Topic Structure: One Redis Pub/Sub channel per Discord Channel ID.
Delivery:
When User A sends a message to Channel X:
Gateway receives via WS.
Persistence: Message saved to Postgres.
Fan-out: Message published to Redis channel:X.
Delivery: All Gateway nodes subscribed to channel:X receive the message and push to their local connected clients.
Guarantees: At-most-once delivery for the real-time push; Persistence in DB ensures users can always fetch missed messages on reconnect (At-least-once via sync).
Wrap Up

Advanced Topics

Monitoring:
Prometheus/Grafana: Track WebSocket connection count, message latency (p99), and Redis memory usage.
ELK Stack: For log aggregation on failed message deliveries.
Trade-offs:
Consistency vs Availability: We prioritize Availability for presence (it's okay if status lags by a few seconds) but Consistency for message ordering within a channel via Snowflake IDs.
Bottlenecks:
Redis Pub/Sub is a single-threaded bottleneck at extreme scales (>1M concurrent), but for 100k DAU, it is extremely performant.
Large servers (e.g., 50k members) create a fan-out "write amplification" problem.
Failure Handling:
DB Replication: Primary-replica setup for Postgres with automated failover.

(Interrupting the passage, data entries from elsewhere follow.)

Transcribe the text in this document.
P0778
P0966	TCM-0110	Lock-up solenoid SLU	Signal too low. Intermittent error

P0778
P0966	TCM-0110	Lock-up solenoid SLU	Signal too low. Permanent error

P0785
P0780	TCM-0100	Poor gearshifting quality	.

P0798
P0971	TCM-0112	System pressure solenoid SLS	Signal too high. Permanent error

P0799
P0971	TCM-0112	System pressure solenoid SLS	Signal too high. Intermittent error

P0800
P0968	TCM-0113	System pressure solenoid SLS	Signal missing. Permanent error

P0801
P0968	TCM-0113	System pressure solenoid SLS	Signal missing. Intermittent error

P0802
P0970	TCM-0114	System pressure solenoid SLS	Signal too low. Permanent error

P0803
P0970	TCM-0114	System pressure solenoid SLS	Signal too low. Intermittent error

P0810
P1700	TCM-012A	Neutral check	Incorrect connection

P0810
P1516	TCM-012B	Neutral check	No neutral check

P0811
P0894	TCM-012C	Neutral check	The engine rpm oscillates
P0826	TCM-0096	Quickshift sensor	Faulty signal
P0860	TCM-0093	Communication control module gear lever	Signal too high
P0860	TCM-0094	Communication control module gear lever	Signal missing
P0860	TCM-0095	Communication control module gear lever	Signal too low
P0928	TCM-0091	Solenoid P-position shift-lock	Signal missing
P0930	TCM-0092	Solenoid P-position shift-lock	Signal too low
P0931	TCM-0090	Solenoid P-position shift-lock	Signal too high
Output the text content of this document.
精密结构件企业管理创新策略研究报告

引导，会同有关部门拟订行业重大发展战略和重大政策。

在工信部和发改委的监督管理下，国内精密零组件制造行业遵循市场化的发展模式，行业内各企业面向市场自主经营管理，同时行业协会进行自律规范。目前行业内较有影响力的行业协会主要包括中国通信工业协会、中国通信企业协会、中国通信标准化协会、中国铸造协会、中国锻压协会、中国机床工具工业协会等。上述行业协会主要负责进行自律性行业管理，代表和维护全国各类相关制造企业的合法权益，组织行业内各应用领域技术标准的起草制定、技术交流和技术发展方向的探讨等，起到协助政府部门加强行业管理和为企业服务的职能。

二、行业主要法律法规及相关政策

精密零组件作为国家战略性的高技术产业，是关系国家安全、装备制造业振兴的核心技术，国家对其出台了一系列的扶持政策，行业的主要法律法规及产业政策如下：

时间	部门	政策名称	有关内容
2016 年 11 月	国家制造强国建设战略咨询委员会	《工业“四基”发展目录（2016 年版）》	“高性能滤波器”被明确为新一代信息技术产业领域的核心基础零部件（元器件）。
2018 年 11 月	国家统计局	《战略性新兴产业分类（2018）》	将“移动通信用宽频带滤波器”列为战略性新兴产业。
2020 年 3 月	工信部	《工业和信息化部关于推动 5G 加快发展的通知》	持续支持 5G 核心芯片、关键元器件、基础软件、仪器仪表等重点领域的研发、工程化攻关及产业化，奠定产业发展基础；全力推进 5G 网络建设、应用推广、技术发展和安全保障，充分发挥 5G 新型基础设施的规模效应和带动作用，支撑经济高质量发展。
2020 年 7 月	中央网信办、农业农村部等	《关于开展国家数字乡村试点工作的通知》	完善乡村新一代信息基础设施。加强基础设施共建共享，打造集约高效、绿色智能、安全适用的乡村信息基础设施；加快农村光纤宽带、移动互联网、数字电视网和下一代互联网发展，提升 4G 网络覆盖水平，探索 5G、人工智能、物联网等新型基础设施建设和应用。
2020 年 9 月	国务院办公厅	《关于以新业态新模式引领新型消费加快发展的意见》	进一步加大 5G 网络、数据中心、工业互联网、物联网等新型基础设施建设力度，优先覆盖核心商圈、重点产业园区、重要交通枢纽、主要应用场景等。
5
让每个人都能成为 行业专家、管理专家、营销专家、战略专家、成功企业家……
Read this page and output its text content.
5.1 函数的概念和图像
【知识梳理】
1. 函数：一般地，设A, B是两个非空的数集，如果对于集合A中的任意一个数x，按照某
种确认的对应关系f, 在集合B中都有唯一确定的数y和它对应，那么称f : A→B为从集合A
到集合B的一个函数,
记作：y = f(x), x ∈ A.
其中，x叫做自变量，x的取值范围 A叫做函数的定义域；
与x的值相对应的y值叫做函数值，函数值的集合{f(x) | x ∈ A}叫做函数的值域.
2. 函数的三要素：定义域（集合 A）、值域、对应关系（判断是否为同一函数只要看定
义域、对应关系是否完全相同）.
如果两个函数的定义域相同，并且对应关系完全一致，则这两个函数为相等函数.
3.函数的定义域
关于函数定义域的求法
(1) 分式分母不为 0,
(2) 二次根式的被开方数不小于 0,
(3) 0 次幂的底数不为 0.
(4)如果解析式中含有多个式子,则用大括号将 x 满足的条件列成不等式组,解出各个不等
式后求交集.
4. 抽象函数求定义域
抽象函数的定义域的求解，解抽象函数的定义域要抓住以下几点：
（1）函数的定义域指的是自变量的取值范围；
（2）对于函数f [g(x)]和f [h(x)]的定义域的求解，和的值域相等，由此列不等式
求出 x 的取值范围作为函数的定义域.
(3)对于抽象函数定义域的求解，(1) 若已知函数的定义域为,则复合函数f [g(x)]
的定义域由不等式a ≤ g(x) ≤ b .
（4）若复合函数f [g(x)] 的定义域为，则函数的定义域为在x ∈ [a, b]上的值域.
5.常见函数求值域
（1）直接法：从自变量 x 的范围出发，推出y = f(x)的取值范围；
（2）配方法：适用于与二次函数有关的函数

Client Reconnection: Exponential backoff for clients reconnecting to the Gateway to prevent slamming the server.
Alternatives & Optimization:
Alternative Storage: Could use Cassandra or ScyllaDB for messages if the scale was 100x larger, but it adds operational complexity unnecessary for 100k DAU.
Optimization: Use a Content Delivery Network (CDN) like CloudFront for S3-stored images to reduce latency for media.